I've copied out the next question and my attempt at an answer, could you please advise as to what I have got wrong;

a)
i) The derivatives are;

$f(x)=x^6$

$f'(x)=6x^5$

$g(x)=e^{4x}$

$g'(x)=e^{4x}$
No. $g'(x)= 4e^{4x}$
Chain rule!

ii) Differentiate the function using the product rule

$k(x)=x^6 e^{4x}$

$k'(x)=(6x^5)(e^{4x}) + (x^6)(e^{4x})$
$k'(x)= 6x^5(e^{4x})+ x^6(4e^{4x})= (4x^6+ 6x^5)e^{4x}$

b)
i) The derivatives are;

$f(t)=8-t^3$

$f'(t)=-3t^2$

$g(t)=\cos(3t)$

$g'(t)=-\sin(3t)$
No, g'(t)= -3 sin(3t)
Chain rule again.

ii)Differentiate the function using the Quotient rule

$k(t)=\frac{8-t^3}{cos(3t)}$ $(-\frac{1}{6}\pi

$k'(t)\frac{\cos(3t)(-3t^2)-(8-t^3)(\sin(3t))}{\cos(3t)^2}$
$k'(t)= \frac{-3t^2cos(3t)+ 3(8- t^3)sin(3t)}{cos^2(3t)}$

c)
i) The derivatives are;

$f(x)=5 \ln(2x)$ $(x>0)$

$f'(x)=\frac{1}{x} 5(2x)$
No. Notice that your solution is the same as 2/5, a constant.
$f'= \frac{5}{2x}\left(2\right)= \frac{5}{x}$
Notice that the "2" has disappeared here. That is because 5ln(2x)= 5(ln(x)+ ln(2))= 5ln(x)+ 5ln(2), and the derivative of the constant 5ln(x) is 0.

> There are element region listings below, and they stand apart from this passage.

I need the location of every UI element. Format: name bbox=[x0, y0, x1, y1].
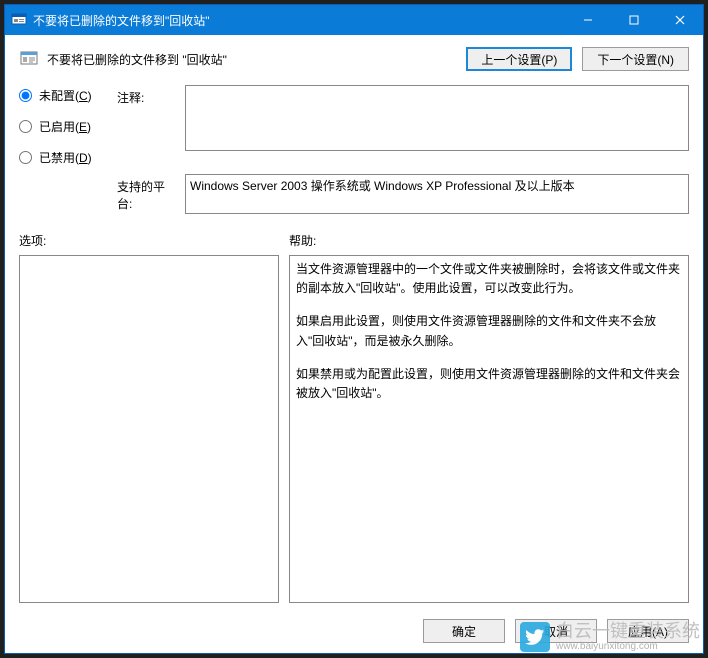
cancel-button[interactable]: 取消 bbox=[515, 619, 597, 643]
policy-title: 不要将已删除的文件移到 "回收站" bbox=[47, 51, 456, 68]
next-setting-button[interactable]: 下一个设置(N) bbox=[582, 47, 689, 71]
radio-enabled-input[interactable] bbox=[19, 120, 32, 133]
options-label: 选项: bbox=[19, 232, 289, 249]
footer: 确定 取消 应用(A) bbox=[5, 611, 703, 653]
help-label: 帮助: bbox=[289, 232, 316, 249]
close-button[interactable] bbox=[657, 5, 703, 35]
apply-button[interactable]: 应用(A) bbox=[607, 619, 689, 643]
radio-column: 未配置(C) 已启用(E) 已禁用(D) bbox=[19, 85, 109, 166]
platform-text: Windows Server 2003 操作系统或 Windows XP Pro… bbox=[190, 179, 575, 193]
help-pane[interactable]: 当文件资源管理器中的一个文件或文件夹被删除时，会将该文件或文件夹的副本放入"回收… bbox=[289, 255, 689, 603]
app-icon bbox=[11, 12, 27, 28]
ok-button[interactable]: 确定 bbox=[423, 619, 505, 643]
panes: 当文件资源管理器中的一个文件或文件夹被删除时，会将该文件或文件夹的副本放入"回收… bbox=[19, 255, 689, 603]
radio-not-configured-input[interactable] bbox=[19, 89, 32, 102]
titlebar[interactable]: 不要将已删除的文件移到"回收站" bbox=[5, 5, 703, 35]
dialog-window: 不要将已删除的文件移到"回收站" 不要将已删除的文件移到 "回收站" 上一个设置… bbox=[4, 4, 704, 654]
help-paragraph: 如果禁用或为配置此设置，则使用文件资源管理器删除的文件和文件夹会被放入"回收站"… bbox=[296, 365, 682, 403]
radio-not-configured[interactable]: 未配置(C) bbox=[19, 87, 109, 104]
pane-labels: 选项: 帮助: bbox=[19, 232, 689, 249]
header-row: 不要将已删除的文件移到 "回收站" 上一个设置(P) 下一个设置(N) bbox=[19, 47, 689, 71]
minimize-button[interactable] bbox=[565, 5, 611, 35]
window-title: 不要将已删除的文件移到"回收站" bbox=[33, 12, 565, 29]
maximize-button[interactable] bbox=[611, 5, 657, 35]
policy-icon bbox=[19, 49, 39, 69]
previous-setting-button[interactable]: 上一个设置(P) bbox=[466, 47, 572, 71]
platform-box[interactable]: Windows Server 2003 操作系统或 Windows XP Pro… bbox=[185, 174, 689, 214]
platform-label: 支持的平台: bbox=[117, 174, 177, 212]
comment-textarea[interactable] bbox=[185, 85, 689, 151]
window-controls bbox=[565, 5, 703, 35]
radio-enabled[interactable]: 已启用(E) bbox=[19, 118, 109, 135]
content-area: 不要将已删除的文件移到 "回收站" 上一个设置(P) 下一个设置(N) 未配置(… bbox=[5, 35, 703, 611]
options-pane[interactable] bbox=[19, 255, 279, 603]
radio-disabled[interactable]: 已禁用(D) bbox=[19, 149, 109, 166]
help-paragraph: 如果启用此设置，则使用文件资源管理器删除的文件和文件夹不会放入"回收站"，而是被… bbox=[296, 312, 682, 350]
help-paragraph: 当文件资源管理器中的一个文件或文件夹被删除时，会将该文件或文件夹的副本放入"回收… bbox=[296, 260, 682, 298]
comment-label: 注释: bbox=[117, 85, 177, 106]
radio-disabled-input[interactable] bbox=[19, 151, 32, 164]
config-grid: 未配置(C) 已启用(E) 已禁用(D) 注释: 支持的平台: Windows … bbox=[19, 85, 689, 214]
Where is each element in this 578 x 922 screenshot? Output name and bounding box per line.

ii)Differentiate the function using the Composite Rule
I would say "chain rule"

$k(x)=\sin(5 \ln(2x))$ $(x>0)$

$k(x)=\sin(5 \ln(2x)) \frac{1}{x} 5(2x)$
$k'(x)= \frac{5 cos(5ln(2x))}{x}$
The derivative of sin(x) is cos(x), not sin(x).

Thank you

5. I think I've figured it out;

$k'(x) = (6x^5)(e^{4x}) + (x^6)(e^{4x})$

$k'(x) = 6(x^5)(e^{4x}) + x(x^5)(e^{4x})$

$k'(x) = (x^5)(e^{4x})(6+x)$

6. Originally Posted by HallsofIvy
...

$k'(x)= 6x^5(e^{4x})+ x^6(4e^{4x})= (4x^6+ 6x^5)e^{4x}$

...
Originally Posted by RhysGM
I think I've figured it out; Unfortunately no. See above HallsofIvy's post

$k'(x) = (6x^5)(e^{4x}) + (x^6)(e^{4x})$

[...
$k'(x) = (6x^5)(e^{4x}) + (x^6)(e^{4x} \cdot 4) = x^5 \cdot e^{4x} \cdot 6+ x^5 \cdot e^{4x} \cdot 4x = x^5 \cdot e^{4x}(6+4x)$

The common factor is $x^5 \cdot e^{4x}$ which I put before the bracket.